RIYADH: Saudi Arabia and Bahrain have launched the second phase of their industrial integration initiative, aiming to boost bilateral trade, investment, and cross-border supply chain cooperation. 

Announced on the sidelines of the Saudi Industry Forum 2025 in Dhahran, Khalil Ibn Salamah, the Kingdom’s deputy minister for industrial affairs, emphasized that the new phase would build on prior successes between the two countries. 

This comes amid strengthening economic ties between the countries, with the Saudi Arabia’s direct investments in Bahrain reaching SR35 billion ($9.33 billion) in 2023 — representing approximately 20 percent of total foreign investments — and 1,550 Saudi-registered companies operating in the country, as revealed by the Kingdom’s Minister of Investment, Khalid Al-Falih, during a business forum earlier this year. 

In an official statement marking the latest announcement, the Saudi Ministry of Industry and Mineral Resources stated: “The second phase of industrial integration between the two countries focused on setting specific targets, including enhancing intra-trade in industrial goods, attracting industrial investments.” 

It added that this will help “integration in the field of industrial infrastructure and supply chain integration,” as well as identifying a list of export opportunities for non-oil goods and facilitating procedures for exporters and investors. 

The initiative is part of broader efforts under the Gulf Cooperation Council Economic Agreement, which aims to increase the industrial sector’s contribution to regional GDP and foster industrial coordination among member states “on an integrated basis,” according to the ministry. 

The second phase builds on earlier efforts, including the Future Factories Program, which helped shift production in both countries from labor-intensive to advanced manufacturing, along with aligning policies to treat local products as national goods and streamline customs processes. 

As part of the second-phase launch, Ibn Salamah inaugurated the Bahraini Investors Services Office in Dammam’s Third Industrial City.
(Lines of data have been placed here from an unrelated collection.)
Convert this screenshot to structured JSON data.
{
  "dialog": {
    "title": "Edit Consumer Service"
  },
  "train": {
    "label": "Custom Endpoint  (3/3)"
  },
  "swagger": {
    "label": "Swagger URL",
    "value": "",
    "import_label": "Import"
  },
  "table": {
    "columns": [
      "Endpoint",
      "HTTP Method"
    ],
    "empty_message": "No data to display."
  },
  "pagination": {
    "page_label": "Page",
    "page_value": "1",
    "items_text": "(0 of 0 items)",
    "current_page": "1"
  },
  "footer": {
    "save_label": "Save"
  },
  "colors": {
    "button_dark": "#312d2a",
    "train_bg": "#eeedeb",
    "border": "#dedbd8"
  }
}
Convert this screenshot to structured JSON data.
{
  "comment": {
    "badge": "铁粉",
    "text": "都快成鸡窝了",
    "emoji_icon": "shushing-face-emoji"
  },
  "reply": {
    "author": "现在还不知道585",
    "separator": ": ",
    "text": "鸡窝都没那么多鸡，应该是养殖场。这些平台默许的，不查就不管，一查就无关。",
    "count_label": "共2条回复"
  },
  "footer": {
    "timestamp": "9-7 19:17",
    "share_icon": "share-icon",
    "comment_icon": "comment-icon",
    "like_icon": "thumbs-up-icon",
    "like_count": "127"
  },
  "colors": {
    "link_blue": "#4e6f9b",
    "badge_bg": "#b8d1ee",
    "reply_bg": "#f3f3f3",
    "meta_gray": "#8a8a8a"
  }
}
The event was attended by Bahrain’s Minister of Industry and Commerce, Abdullah bin Adel Fakhro. 

“The office aims to attract quality industrial investments and provide all industrial investment services to investors,” the ministry noted. 

Positioned strategically near Bahrain, approximately 130 km away, Dammam’s Third Industrial City offers a robust industrial ecosystem. 

Spanning 48 million sq. meters, the site features extensive infrastructure including a modern road network, energy and water supply systems, and logistical connectivity through its proximity to King Fahd Port, King Fahd International Airport, and the dry port in the city of SPARK. 

The Saudi Industry Forum also highlighted how the new office will offer a “package of services and enablers from the industrial and mining system to facilitate the journey of Bahraini investors,” further underscoring both countries’ commitment to deepening industrial and economic ties.